In a Windows server environment (i.e many corporation, government agencies, etc.), computer are often set so tat their specific "User" directories (Documents, Desktop, "Home", etc.) at on a server rather than local disk. So a path to a file called "somefile.txt" is a user's Documents folder looks like:

//s1.somedomain.com/mountPoint/<username>/Documents/somefile.txt

The question is, if you execute the line of  LiveCode script:

if there is a file "//s1.somedomain.com/mountPoint/<username>/Documents/somefile.txt" then
  -- true
else
  -- false
end if

In the "true" case, the file is there, which means the server and network are both accessible. Yea! proceed with whatever.

In the "false" case, you do not know whether the FILE is missing OR the NETWORK is disconnected or the SERVER is down.

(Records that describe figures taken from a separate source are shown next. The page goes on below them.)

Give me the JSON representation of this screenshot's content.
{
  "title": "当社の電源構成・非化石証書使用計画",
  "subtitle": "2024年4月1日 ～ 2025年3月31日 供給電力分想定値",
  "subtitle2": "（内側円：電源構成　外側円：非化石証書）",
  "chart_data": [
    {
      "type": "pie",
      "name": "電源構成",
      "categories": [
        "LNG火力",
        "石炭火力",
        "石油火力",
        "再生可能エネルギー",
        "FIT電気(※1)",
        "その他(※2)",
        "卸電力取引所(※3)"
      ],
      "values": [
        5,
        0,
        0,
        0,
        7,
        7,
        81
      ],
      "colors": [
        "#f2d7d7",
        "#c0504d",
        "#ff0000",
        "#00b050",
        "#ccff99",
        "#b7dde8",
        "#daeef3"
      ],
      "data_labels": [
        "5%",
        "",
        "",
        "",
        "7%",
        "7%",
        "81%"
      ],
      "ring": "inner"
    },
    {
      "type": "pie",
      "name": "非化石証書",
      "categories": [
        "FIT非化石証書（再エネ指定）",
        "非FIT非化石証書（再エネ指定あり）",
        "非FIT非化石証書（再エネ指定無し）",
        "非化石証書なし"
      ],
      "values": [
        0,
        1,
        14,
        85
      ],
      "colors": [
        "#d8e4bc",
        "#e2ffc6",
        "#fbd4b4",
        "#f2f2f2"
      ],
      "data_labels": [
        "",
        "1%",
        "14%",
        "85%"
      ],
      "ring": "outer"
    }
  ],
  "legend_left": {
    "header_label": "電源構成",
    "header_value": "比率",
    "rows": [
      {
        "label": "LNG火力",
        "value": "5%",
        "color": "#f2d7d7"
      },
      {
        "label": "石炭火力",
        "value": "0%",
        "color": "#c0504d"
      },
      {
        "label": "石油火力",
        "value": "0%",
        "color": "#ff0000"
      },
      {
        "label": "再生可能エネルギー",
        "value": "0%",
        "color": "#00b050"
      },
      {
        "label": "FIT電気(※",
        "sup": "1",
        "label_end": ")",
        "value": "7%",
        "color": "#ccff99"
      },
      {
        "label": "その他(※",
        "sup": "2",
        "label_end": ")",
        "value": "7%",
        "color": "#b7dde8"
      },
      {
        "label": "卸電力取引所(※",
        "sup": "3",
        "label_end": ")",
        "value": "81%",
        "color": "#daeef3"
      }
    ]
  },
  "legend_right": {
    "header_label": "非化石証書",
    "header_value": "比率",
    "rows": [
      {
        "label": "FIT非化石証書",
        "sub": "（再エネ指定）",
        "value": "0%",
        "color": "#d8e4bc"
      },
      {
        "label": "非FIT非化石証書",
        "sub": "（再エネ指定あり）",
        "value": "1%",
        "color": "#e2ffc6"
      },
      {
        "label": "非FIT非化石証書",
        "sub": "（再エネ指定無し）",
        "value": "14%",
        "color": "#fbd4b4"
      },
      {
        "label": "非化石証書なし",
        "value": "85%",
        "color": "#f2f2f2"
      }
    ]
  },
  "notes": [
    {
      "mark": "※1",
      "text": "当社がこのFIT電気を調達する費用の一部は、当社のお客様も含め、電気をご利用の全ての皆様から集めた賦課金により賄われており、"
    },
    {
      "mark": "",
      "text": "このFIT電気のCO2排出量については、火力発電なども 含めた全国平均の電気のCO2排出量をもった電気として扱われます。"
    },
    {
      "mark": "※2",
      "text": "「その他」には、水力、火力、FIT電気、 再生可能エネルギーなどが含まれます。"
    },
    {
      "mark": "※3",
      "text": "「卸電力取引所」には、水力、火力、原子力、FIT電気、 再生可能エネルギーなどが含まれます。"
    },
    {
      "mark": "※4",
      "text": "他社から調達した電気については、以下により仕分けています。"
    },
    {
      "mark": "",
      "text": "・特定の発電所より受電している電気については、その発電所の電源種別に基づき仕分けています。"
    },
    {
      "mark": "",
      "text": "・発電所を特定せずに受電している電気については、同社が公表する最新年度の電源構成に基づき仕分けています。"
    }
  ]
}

It is in the "false" case that I am looking for approaches (if there are any) to tell the difference between
1) the file is missing
and
2) the network or server is down.

Bernard has a suggestion of keeping an invisible file. Being hidden, it is unlike that it could be removed by intent or accident and so, if the file I am looking for "somefile.txt" does not exists, I could test for the hidden file. If that exists, I know my file is missing and the server and network are still up. If the hidden file also does not exists, the server or network is "probably" down.

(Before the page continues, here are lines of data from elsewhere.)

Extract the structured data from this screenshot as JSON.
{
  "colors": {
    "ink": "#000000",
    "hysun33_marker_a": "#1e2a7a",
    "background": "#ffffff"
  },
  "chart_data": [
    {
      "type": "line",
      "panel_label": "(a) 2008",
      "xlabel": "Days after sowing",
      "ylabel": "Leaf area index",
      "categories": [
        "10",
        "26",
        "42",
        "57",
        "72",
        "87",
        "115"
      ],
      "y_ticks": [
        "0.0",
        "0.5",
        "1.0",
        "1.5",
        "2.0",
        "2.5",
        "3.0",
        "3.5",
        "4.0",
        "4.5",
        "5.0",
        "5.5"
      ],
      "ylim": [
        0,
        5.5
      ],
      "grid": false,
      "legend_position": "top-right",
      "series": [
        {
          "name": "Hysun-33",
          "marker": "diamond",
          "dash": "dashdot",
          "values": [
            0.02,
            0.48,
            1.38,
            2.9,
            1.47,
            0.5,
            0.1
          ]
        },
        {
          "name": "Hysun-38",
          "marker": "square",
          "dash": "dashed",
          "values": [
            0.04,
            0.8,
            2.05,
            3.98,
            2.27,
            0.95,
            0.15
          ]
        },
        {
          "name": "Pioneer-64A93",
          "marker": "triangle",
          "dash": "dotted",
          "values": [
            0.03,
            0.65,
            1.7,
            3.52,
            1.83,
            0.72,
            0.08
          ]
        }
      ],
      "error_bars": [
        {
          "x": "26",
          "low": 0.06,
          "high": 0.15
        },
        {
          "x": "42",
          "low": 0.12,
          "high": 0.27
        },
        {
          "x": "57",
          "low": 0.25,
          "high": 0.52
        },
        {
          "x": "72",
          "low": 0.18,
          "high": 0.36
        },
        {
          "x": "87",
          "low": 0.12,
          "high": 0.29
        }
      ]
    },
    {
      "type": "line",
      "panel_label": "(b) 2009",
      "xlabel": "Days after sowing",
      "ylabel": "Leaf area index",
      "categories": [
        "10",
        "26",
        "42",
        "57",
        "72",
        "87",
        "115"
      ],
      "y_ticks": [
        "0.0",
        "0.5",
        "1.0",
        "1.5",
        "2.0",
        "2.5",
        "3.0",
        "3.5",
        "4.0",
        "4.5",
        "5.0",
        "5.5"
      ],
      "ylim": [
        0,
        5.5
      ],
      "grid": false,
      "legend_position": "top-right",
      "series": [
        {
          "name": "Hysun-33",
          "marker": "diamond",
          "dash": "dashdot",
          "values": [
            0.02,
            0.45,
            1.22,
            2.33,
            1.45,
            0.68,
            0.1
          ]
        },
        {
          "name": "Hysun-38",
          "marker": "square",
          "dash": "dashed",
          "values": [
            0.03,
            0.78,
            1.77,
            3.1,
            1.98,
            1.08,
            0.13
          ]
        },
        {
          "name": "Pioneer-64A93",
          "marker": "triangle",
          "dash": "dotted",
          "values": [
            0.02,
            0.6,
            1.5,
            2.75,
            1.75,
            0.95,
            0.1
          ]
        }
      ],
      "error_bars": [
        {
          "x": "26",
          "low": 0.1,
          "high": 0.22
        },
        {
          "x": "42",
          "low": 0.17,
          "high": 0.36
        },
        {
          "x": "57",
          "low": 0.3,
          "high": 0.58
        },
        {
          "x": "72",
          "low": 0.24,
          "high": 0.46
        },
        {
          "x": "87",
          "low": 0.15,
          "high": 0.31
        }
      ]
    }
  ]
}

I could probably improve on Bernard's suggestion by testing for:

if there is a folder "//s1.somedomain.com/mountPoint/<username>" then
  -- the server is up
else
  -- the server or network is down OR or the user has been fired and their account delete!
end if

I was hoping someone out there had actually dealt with LiveCode working with files on a Windows network server and have a definite approach. Maybe testing for the user's folder is the definitive way OR the mountPoint folder may be even better?